When I had just started my first real job after fellowship at St. Christopher's Hospital for Children in Philadelphia in 1984, I made my first visit to an outreach clinic at a nearby hospital. There I met an agitated and angry mother. Her until then perfect young son had experienced a seizure or two. She wanted her son to be seen by the finest pediatric neurologist, the eminence grise, Dr.

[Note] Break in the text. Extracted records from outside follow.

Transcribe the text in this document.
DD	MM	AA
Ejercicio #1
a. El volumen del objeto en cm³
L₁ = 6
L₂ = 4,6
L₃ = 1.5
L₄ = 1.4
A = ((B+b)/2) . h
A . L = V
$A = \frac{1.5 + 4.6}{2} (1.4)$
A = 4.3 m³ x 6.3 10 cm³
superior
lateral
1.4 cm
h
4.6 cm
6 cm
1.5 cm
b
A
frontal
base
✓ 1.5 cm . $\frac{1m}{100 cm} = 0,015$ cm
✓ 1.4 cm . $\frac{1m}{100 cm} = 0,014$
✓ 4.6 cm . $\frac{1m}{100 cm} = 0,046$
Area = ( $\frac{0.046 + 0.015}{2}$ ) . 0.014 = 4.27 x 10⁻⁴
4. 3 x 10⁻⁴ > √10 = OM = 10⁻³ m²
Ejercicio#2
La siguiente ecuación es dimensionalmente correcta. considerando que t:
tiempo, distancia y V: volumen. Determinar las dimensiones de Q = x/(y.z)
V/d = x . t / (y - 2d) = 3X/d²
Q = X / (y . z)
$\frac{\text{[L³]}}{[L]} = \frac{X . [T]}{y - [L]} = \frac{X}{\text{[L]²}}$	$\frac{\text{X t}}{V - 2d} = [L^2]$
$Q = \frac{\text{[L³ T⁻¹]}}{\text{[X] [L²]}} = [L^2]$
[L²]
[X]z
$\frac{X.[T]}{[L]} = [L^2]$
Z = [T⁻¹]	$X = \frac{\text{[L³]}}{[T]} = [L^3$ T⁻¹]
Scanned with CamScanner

Warren Grover. Unbeknownst to her, upon my arrival on the scene, I was substituted for Dr. Grover and she was to see a wet behind the ears pediatric neurologist just out of training. I indicated that I understood her plight and indicated that she could reschedule with Dr. Grover. "Are you board certified?" "Board eligible," I explained. She said, "Well, I'm here and you're here. We might as well go ahead." It was a great start. Her son had focal abnormalities on his EEG and he was started on carbamazepine. When cerebral imaging was done, it was clear that he had tuberous sclerosis. So I then needed to explain to this rather volatile and distrusting mother that her child had a diagnosis with multiple implications which he had a 50% chance of passing to his offspring, that there was a possibility that she or the father also had this disorder and that, if one of them did, there was a 50% likelihood of his siblings being affected. She and her son stayed with me until I left Philadelphia.